Fabio Capello, il mister dell'inglese fai da te

L'allenatore: "Mi bastano cento parole". I tentativi di imparare meglio la lingua non possono che renderlo ancor più simpatico. E ora è il simbolo di chi se la cava tra gesti e mezze frasi

Fabio Capello, il mister 
dell'inglese fai da te

Fabio Capello li ha lasciati sen­za parole. Lui, che è uomo che ne ha bisogno pochissime. Tante criti­che al suo inglese per nulla fluen­te, e il mister li ha stroncati così: «Ho bisogno al massimo di cento parole». Se deve parlare di calcio, ovviamente. «In questo mestiere è importante quando parli coi gioca­tori. Se dovessi parlare di econo­mia o di altre cose, non ci riuscirei. Ma quando parli di tattica, non usi molte parole». Accontentati, i gior­nalisti inglesi e l’isola intera. Vole­vano punzecchiare e sono stati morsi, perché poi il mister si è pro­prio indispettito: «Credo che quan­do parlo coi giocatori, loro capisca­no tutto. Tu mi capisci? Quante lin­gue parli?» ha chiesto a uno dei suoi critici.

E tanto ha fatto arrab­biare gli inglesi, tanto ha risolleva­to l’orgoglio di migliaia di italiani abituati a esprimersi in macchero­nico ma anche, come lui, a farsi ca­pire quasi sempre. Il Sun non ha torto quando ricor­da lo stipendio del mister (parola che è di sicuro fra le cento maneg­giate), 6 milioni di sterline l’anno, che calcolando fanno 60mila sterli­ne a parola, insomma il macchero­nico di Capello sarà molto Italian style ma è costosetto, niente da di­re. Ma bisogna anche ammettere che le sue parole, almeno quelle ri­portate dalla stampa britannica, sono chiarissime. E quindi il mi­ster è quasi un modello per la gran parte dei connazionali alle prese con un’altra lingua. Impacciati, con accenti improbabili, ma alla fi­ne capaci di cavarsela.

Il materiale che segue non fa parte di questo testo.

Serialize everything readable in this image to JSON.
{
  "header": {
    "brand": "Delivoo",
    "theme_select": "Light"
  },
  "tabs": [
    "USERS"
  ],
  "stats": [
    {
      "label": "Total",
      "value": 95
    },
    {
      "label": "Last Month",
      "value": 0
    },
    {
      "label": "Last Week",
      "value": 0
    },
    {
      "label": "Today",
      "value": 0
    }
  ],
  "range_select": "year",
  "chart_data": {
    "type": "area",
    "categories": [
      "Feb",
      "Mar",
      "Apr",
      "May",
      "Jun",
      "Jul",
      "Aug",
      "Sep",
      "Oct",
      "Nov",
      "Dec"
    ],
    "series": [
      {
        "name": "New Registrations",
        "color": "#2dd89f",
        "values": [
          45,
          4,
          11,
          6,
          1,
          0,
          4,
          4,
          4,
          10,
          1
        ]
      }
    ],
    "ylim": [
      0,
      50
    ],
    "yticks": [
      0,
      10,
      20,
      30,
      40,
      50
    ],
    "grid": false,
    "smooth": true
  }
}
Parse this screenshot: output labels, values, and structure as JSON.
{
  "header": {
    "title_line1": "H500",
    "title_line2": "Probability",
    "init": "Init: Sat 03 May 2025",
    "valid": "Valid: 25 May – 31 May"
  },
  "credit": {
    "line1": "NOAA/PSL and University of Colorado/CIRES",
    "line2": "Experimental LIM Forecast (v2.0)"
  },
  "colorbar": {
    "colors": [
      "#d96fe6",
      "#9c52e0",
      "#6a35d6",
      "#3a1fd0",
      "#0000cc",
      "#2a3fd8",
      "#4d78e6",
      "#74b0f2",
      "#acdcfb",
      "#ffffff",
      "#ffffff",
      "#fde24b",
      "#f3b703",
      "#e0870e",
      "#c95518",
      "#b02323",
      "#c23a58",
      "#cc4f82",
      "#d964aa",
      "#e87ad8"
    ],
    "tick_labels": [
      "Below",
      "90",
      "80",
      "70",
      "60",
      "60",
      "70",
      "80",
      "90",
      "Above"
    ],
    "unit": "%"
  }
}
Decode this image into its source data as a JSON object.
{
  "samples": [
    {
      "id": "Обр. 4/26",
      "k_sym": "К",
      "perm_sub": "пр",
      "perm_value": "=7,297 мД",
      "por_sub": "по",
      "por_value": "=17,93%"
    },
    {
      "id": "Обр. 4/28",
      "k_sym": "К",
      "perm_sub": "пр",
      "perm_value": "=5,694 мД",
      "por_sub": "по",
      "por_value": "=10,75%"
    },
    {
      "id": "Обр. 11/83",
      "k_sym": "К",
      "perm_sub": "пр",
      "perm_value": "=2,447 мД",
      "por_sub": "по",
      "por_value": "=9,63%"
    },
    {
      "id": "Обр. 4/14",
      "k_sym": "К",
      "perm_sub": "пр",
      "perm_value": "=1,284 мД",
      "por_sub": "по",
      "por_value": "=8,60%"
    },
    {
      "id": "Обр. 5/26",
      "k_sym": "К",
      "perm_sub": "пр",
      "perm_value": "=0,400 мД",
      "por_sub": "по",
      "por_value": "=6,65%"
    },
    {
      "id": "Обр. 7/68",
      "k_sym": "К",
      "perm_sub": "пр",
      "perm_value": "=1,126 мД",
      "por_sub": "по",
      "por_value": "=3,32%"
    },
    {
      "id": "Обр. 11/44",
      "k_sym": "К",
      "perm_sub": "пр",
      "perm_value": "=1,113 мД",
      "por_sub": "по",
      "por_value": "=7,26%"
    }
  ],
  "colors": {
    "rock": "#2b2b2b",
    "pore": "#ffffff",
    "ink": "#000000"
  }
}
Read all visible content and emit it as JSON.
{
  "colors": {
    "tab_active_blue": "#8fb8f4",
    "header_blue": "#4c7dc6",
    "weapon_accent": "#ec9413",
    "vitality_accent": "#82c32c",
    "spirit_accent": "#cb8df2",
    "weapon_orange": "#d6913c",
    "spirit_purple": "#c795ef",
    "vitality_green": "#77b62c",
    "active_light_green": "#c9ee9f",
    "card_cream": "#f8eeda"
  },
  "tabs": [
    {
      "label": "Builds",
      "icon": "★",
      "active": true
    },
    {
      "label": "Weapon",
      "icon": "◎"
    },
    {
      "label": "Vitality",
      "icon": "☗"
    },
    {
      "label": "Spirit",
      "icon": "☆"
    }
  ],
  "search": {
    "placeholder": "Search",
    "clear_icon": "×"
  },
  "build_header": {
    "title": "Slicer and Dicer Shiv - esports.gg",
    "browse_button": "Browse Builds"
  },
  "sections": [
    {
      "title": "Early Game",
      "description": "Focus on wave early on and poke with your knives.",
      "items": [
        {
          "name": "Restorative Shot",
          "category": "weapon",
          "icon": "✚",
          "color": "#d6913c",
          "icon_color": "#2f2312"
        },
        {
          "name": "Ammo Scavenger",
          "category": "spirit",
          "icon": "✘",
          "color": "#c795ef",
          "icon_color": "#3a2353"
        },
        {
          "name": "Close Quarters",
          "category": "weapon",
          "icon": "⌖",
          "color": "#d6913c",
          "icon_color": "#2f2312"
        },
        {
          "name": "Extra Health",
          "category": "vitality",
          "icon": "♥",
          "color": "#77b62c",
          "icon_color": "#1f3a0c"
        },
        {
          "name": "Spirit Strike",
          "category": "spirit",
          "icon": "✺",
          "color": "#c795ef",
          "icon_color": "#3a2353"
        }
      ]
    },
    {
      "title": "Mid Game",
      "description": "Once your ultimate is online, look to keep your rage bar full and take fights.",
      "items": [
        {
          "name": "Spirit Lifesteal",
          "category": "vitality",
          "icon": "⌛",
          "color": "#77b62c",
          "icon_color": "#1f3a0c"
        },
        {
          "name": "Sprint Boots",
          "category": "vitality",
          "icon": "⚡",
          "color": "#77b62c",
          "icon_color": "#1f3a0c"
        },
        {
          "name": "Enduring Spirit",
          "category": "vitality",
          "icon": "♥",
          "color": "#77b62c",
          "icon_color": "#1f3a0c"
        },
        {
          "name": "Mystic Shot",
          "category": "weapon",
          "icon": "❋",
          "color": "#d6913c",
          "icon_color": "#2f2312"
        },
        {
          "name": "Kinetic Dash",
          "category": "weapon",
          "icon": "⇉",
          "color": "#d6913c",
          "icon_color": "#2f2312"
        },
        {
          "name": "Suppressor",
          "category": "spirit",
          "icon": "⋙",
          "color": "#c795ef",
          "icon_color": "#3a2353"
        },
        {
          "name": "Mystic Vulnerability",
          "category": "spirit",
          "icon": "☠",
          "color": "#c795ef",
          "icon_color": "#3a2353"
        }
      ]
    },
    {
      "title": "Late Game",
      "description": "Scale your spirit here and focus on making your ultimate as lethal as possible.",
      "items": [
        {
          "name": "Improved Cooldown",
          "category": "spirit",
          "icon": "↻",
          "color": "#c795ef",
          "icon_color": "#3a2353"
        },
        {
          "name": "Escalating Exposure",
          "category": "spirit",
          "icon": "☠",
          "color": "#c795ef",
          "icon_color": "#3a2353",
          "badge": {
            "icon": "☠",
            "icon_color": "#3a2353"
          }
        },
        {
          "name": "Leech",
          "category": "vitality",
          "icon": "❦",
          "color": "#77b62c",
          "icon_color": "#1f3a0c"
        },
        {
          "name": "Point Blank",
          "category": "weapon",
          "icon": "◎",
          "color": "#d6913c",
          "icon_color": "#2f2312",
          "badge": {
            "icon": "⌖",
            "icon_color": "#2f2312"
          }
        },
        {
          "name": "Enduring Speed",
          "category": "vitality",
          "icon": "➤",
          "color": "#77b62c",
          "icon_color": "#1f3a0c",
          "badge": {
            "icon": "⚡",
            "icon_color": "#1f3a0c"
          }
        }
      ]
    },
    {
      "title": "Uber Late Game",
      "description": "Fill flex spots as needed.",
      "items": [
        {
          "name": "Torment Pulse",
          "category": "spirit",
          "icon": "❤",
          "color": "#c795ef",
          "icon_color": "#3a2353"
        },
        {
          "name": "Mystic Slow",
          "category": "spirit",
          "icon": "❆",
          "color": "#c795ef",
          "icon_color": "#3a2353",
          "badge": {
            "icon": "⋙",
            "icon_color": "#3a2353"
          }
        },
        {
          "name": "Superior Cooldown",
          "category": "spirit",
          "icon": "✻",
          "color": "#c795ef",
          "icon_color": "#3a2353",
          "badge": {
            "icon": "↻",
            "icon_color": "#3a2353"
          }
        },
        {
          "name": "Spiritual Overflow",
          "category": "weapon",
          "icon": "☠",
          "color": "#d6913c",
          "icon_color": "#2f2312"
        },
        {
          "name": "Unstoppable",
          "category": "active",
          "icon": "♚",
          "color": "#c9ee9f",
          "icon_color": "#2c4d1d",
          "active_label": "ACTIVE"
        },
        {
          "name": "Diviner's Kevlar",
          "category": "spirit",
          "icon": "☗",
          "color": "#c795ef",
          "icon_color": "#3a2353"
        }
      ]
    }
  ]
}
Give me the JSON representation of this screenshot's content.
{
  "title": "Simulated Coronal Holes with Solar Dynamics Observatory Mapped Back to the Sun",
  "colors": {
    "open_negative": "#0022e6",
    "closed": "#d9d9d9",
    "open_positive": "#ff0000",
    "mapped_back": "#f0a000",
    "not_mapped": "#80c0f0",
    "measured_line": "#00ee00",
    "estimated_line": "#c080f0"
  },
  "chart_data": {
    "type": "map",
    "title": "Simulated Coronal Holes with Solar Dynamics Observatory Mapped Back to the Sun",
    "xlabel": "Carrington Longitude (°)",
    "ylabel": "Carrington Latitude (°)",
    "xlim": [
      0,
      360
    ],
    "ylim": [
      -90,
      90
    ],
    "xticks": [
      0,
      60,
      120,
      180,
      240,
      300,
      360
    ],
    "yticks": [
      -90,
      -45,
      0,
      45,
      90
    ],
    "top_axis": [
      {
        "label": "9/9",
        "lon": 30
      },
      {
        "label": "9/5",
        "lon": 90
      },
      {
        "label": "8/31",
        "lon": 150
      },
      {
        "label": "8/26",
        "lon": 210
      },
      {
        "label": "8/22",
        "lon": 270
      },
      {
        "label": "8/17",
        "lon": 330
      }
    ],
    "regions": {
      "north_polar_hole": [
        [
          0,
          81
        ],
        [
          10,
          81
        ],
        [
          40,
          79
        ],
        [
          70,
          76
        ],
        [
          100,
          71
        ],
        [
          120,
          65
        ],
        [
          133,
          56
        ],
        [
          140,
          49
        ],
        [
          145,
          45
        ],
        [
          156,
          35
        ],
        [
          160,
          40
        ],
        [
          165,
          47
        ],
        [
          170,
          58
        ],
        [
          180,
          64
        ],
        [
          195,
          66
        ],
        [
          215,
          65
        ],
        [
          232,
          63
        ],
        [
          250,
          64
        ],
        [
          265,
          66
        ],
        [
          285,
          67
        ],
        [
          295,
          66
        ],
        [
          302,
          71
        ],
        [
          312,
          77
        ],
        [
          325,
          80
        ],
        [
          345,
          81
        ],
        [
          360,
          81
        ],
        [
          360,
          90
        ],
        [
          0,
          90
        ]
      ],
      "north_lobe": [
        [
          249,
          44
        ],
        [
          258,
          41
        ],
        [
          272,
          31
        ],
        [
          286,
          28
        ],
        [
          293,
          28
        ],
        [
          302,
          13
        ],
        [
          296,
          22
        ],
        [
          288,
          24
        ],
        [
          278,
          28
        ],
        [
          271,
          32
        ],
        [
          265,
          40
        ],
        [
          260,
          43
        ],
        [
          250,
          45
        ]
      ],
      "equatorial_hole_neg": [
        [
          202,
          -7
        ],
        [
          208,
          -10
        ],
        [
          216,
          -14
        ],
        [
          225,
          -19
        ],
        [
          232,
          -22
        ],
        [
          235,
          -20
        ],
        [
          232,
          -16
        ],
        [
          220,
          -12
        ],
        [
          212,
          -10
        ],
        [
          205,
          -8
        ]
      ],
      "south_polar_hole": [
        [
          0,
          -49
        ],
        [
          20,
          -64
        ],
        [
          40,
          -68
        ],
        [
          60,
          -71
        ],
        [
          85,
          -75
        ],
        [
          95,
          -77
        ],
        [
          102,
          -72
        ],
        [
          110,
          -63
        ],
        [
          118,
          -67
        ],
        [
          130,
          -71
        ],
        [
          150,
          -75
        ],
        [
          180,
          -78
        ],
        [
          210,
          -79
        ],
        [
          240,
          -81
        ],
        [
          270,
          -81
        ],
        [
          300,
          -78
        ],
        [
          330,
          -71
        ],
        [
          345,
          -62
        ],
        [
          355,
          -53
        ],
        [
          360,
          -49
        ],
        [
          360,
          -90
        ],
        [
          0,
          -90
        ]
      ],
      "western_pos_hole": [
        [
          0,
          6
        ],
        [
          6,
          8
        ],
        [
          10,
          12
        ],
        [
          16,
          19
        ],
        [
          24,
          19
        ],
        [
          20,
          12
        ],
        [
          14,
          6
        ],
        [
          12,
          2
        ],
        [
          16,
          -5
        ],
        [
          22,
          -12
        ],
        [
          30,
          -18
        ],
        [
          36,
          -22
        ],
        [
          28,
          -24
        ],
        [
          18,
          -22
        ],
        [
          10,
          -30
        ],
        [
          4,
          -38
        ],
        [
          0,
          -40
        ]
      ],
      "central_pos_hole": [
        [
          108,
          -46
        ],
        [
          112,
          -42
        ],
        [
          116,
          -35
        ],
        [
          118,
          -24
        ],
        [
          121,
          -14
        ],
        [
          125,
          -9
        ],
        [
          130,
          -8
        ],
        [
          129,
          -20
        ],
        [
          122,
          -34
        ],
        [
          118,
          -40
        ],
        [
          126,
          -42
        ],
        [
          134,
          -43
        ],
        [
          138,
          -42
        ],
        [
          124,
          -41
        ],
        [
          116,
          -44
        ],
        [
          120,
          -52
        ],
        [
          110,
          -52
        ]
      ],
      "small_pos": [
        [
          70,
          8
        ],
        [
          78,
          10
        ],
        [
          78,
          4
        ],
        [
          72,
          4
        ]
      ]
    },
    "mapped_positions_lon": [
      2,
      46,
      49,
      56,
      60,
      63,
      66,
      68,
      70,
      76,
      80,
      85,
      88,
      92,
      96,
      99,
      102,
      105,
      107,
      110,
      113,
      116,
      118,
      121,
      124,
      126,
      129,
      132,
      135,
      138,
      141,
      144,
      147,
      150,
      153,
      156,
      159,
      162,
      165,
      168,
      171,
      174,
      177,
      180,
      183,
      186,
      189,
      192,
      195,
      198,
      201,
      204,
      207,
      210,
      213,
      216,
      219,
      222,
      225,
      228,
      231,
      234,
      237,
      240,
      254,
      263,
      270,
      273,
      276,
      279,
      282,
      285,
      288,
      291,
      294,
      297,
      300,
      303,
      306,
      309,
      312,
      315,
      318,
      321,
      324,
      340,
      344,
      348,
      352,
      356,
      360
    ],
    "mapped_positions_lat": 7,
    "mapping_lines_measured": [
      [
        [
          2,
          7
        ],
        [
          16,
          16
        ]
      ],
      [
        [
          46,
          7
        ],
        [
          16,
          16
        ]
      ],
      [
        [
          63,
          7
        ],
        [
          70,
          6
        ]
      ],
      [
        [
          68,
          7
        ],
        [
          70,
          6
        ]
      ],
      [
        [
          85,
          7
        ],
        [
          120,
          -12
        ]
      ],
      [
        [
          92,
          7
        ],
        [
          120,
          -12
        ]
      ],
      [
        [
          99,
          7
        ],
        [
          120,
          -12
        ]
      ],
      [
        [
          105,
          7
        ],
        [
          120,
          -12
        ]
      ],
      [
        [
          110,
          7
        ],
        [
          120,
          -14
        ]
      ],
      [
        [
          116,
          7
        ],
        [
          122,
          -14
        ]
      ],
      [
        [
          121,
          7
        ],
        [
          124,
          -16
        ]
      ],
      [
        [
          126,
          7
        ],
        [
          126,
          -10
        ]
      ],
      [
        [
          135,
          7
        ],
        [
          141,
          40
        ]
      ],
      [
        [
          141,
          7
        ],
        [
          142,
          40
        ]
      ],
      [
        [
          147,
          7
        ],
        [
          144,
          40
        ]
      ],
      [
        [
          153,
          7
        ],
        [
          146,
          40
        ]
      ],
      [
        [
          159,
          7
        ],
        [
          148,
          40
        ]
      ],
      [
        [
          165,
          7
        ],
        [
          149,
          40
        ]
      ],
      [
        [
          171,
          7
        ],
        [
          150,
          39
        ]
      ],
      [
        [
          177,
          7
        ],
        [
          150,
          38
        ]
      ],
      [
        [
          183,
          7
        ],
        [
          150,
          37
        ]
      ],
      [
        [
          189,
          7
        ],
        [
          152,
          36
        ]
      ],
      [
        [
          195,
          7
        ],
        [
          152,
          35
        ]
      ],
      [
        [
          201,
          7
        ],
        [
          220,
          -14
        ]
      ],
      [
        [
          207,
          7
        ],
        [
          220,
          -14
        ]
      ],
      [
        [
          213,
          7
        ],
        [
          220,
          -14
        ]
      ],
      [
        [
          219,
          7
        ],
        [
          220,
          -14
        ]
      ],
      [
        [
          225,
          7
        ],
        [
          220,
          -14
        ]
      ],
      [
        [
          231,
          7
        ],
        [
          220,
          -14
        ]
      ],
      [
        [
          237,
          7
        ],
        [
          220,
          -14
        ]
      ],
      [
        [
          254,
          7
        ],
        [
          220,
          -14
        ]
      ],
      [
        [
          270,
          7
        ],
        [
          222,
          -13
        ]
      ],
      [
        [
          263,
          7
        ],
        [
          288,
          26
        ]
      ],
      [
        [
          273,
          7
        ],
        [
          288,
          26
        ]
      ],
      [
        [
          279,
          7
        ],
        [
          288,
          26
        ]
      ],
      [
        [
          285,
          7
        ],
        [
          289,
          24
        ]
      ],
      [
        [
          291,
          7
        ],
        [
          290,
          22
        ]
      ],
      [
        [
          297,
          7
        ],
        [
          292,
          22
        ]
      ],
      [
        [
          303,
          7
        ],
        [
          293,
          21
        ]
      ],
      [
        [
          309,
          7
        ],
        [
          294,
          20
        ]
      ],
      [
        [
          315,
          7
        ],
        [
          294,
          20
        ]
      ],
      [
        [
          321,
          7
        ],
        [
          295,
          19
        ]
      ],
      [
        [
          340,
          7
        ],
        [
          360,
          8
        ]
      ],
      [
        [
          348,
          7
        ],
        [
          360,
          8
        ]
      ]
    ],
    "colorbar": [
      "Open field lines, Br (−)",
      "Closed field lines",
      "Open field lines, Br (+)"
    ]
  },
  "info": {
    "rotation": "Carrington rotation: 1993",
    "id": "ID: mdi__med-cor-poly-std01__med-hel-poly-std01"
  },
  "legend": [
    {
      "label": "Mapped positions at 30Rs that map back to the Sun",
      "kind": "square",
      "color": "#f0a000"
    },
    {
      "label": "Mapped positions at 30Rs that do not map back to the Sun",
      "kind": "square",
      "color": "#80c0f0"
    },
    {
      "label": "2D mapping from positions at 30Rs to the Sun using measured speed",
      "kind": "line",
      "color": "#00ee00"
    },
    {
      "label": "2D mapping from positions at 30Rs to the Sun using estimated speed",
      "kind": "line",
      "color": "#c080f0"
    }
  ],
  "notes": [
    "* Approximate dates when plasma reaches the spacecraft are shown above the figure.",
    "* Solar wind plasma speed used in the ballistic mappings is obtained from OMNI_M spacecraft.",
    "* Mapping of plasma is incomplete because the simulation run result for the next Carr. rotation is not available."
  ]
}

E mai schiz­zinosi, come certi stranieri nel no­stro paese, che neanche pronun­ciano una parolina in italiano. Il mister ha alle spalle una certa tradizione, e i suoi tentativi di im­parare meglio la lingua (ha giura­to: «Cerco di migliorare ogni gior­no. Ascolto la televisione, ascolto la radio, e studio pure») non posso­no che renderlo ancora più simpa­tico a chi sa per esperienza che ogni impegno, in questo senso, è vano. Perché se pronunci «pliiiz», come il ministro Rutelli nel cele­bre spot per il sito Italia.it, le spe­ranze vanno lasciate subito, come già spiegava bene la porta dell’In­ferno (Dante di lingua se ne inten­deva, ovviamente). Del resto a Ru­telli si potrà imputare di aver parla­to come un libro stampato (delle scuole elementari), ma chi lo può accusare di non essersi fatto capi­re? Il messaggio era chiarissimo: «Pliiiz, visit Italy». Ecco. Tre parole e via.

Alla fine di ogni gara Valenti­no Rossi deve cercare di spiegarsi come può ai suoi fan in giro per il mondo: ma c’è qualcuno che lo ami di meno perché non conosce il passato dei verbi inglesi? Figuria­moci. The doctor, le parole che gli interessano le conosce bene. I win, e questo basta. È anche molto di più di quanto non si sia mai sen­tito da Schumacher in italiano, pe­raltro. Gli italiani sanno come gestire le difficoltà con lo straniero, ricorro­no alla mimica facciale, ai gesti, e a qualche sorriso per conquistarsi la sympathy dell’interlocutore, che in maccheronico sarebbe la simpatia, ma in realtà è la com­prensione ed è tutto ciò che serve in quei momenti. L’italiano dice pardon, pronunciato magari par­dòn, e non sa che alla regina Elisa­betta non basterebbe nemmeno, perché lei dice I beg your pardon, e questa è scala sociale, aristocra­zia. Ma se la cava proprio perché non esagera. Altro che snob.

Co­me Capello, calcola limiti e neces­sità e poi si regola.

Il problema sor­ge quando vuole strafare: è con la sua «traduzione in simultanea» dell’intervista a De Niro che la Ca­nalis si è attirata gli sfottò del dopo Sanremo, si fosse limitata a due pa­role, come il mister, l’avrebbero applaudita tutti. Perché si sarebbe­ro immedesimati.